On a short chain was an old, battered key – like a car key, though there was no logo on the head; only a short serial number. She told Rhyme about this.

"Good, Sachs. Excellent. I don't know what it means yet but it's a start. Now get over to the primary scene. Blackwater Landing."

Sachs paused and looked around the room. The wasp that had escaped had returned and was trying to get back into the jar. She wondered what kind of message it was sending to its fellow insects.

• • •

"I can't keep up," Lydia told Garrett. "I can't go this fast," she gasped. Sweat streaming down her face. Her uniform was drenched.

"Quiet," he scolded angrily. "I need to listen. Can't do it with you bitching all the time."

Listen for what? she wondered.

He consulted the map again and led her along another path. They were still deep in the pine woods but, even though they were out of the sun, she was dizzy and recognized the early symptoms of heatstroke.

He glanced at her, eyes on her breasts again.

The fingernails snapping.

The immense heat.

"Please," she whispered, crying. "I can't do this! Please!"

"Quiet! I'm not going to tell you again."

A cloud of gnats swarmed around her face. She inhaled one or two and spit in disgust to clear her mouth. God, how she hated it here – in the woods. Lydia Johansson hated to be out of doors. Most people loved the woods and swimming pools and backyards. But her happiness was a fragile contentment that occurred mostly inside: her job, chatting with her other single girlfriends over margaritas at T.G.I. Friday's, horror books and TV, trips to the outlet malls for a shopping spree, those occasional nights with her boyfriend.

Indoor joys, all of them.

Outside reminded her of the cookouts her married friends gave, reminded her of families sitting around pools while their children played with inflatable toys, of picnics, of trim women in Speedos and thongs.

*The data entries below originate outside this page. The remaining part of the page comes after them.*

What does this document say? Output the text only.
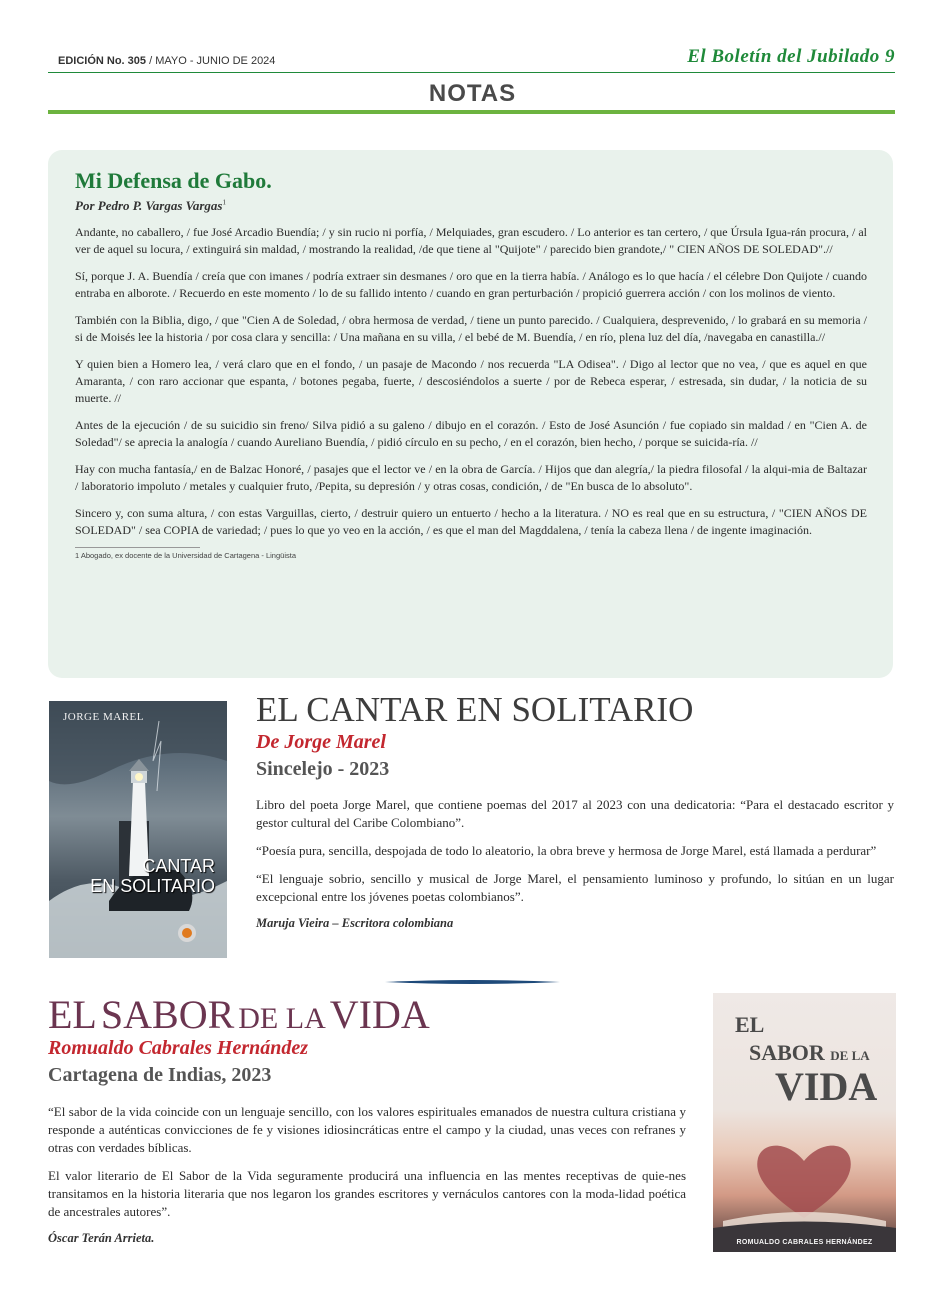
EDICIÓN No. 305 / MAYO - JUNIO DE 2024	El Boletín del Jubilado 9
NOTAS
Mi Defensa de Gabo.
Por Pedro P. Vargas Vargas$^1$

Andante, no caballero, / fue José Arcadio Buendía; / y sin rucio ni porfía, / Melquiades, gran escudero. / Lo anterior es tan certero, / que Úrsula Igua-rán procura, / al ver de aquel su locura, / extinguirá sin maldad, / mostrando la realidad, /de que tiene al "Quijote" / parecido bien grandote,/ " CIEN AÑOS DE SOLEDAD".//

Sí, porque J. A. Buendía / creía que con imanes / podría extraer sin desmanes / oro que en la tierra había. / Análogo es lo que hacía / el célebre Don Quijote / cuando entraba en alborote. / Recuerdo en este momento / lo de su fallido intento / cuando en gran perturbación / propició guerrera acción / con los molinos de viento.

También con la Biblia, digo, / que "Cien A de Soledad, / obra hermosa de verdad, / tiene un punto parecido. / Cualquiera, desprevenido, / lo grabará en su memoria / si de Moisés lee la historia / por cosa clara y sencilla: / Una mañana en su villa, / el bebé de M. Buendía, / en río, plena luz del día, /navegaba en canastilla.//

Y quien bien a Homero lea, / verá claro que en el fondo, / un pasaje de Macondo / nos recuerda "LA Odisea". / Digo al lector que no vea, / que es aquel en que Amaranta, / con raro accionar que espanta, / botones pegaba, fuerte, / descosiéndolos a suerte / por de Rebeca esperar, / estresada, sin dudar, / la noticia de su muerte. //

Antes de la ejecución / de su suicidio sin freno/ Silva pidió a su galeno / dibujo en el corazón. / Esto de José Asunción / fue copiado sin maldad / en "Cien A. de Soledad"/ se aprecia la analogía / cuando Aureliano Buendía, / pidió círculo en su pecho, / en el corazón, bien hecho, / porque se suicida-ría. //

Hay con mucha fantasía,/ en de Balzac Honoré, / pasajes que el lector ve / en la obra de García. / Hijos que dan alegría,/ la piedra filosofal / la alqui-mia de Baltazar / laboratorio impoluto / metales y cualquier fruto, /Pepita, su depresión / y otras cosas, condición, / de "En busca de lo absoluto".

Sincero y, con suma altura, / con estas Varguillas, cierto, / destruir quiero un entuerto / hecho a la literatura. / NO es real que en su estructura, / "CIEN AÑOS DE SOLEDAD" / sea COPIA de variedad; / pues lo que yo veo en la acción, / es que el man del Magddalena, / tenía la cabeza llena / de ingente imaginación.

1 Abogado, ex docente de la Universidad de Cartagena - Lingüista
JORGE MAREL
CANTAR
EN SOLITARIO
EL CANTAR EN SOLITARIO
De Jorge Marel
Sincelejo - 2023

Libro del poeta Jorge Marel, que contiene poemas del 2017 al 2023 con una dedicatoria: “Para el destacado escritor y gestor cultural del Caribe Colombiano”.

“Poesía pura, sencilla, despojada de todo lo aleatorio, la obra breve y hermosa de Jorge Marel, está llamada a perdurar”

“El lenguaje sobrio, sencillo y musical de Jorge Marel, el pensamiento luminoso y profundo, lo sitúan en un lugar excepcional entre los jóvenes poetas colombianos”.

Maruja Vieira – Escritora colombiana

EL SABOR DE LA VIDA
Romualdo Cabrales Hernández
Cartagena de Indias, 2023

“El sabor de la vida coincide con un lenguaje sencillo, con los valores espirituales emanados de nuestra cultura cristiana y responde a auténticas convicciones de fe y visiones idiosincráticas entre el campo y la ciudad, unas veces con refranes y otras con verdades bíblicas.

El valor literario de El Sabor de la Vida seguramente producirá una influencia en las mentes receptivas de quie-nes transitamos en la historia literaria que nos legaron los grandes escritores y vernáculos cantores con la moda-lidad poética de ancestrales autores”.

Óscar Terán Arrieta.

EL
SABOR DE LA
VIDA
ROMUALDO CABRALES HERNÁNDEZ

Outside reminded Lydia of a life she wanted but didn't have, of her loneliness.

He led her down another path, out of the forest. Suddenly the trees vanished and a huge pit opened in front of them. It was an old quarry. Blue-green water filled the bottom. She remembered years ago kids used to swim here, before the swamp started to reclaim the land north of the Paquo and the area got more dangerous.

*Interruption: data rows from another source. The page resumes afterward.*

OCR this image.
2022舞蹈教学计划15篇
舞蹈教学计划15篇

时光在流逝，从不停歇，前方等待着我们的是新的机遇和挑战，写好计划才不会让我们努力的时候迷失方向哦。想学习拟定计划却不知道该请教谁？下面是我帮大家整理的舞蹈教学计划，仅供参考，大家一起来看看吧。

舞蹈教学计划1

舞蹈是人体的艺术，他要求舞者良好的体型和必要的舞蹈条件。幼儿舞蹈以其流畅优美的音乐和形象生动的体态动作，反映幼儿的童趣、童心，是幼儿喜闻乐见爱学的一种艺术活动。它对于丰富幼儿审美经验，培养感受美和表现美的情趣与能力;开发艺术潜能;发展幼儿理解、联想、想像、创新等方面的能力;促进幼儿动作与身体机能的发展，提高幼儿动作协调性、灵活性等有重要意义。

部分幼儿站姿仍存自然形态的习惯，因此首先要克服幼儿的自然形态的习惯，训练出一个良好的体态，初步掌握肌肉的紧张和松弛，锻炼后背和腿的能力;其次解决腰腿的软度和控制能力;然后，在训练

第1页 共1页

"Let's go," Garrett said, nodding toward it.

"No. I don't want to. It's scary."

"Don't give a shit what you want," he snapped. "Come on!"

He gripped her taped hands and led her down a steep path to a rocky ledge. Garrett stripped off his shirt and bent down, splashed water on his blotched skin. He scratched and picked at the welts, examined his fingernails. Disgusting. He looked up at Lydia. "You want to do this? It feels good. You can take your dress off, you want. Go for a swim."

Horrified at the thought of being naked in front of him she shook her head adamantly. Then sat down near the edge and splashed water on her face and arms.

"Just don't drink it. I've got this."

He pulled a dusty burlap bag out from behind a rock, where he must've stashed it recently. He pulled out a bottle of water and some packets of cheese crackers with peanut butter. He ate a package of crackers and drank half of a bottle of water. He offered the rest to her.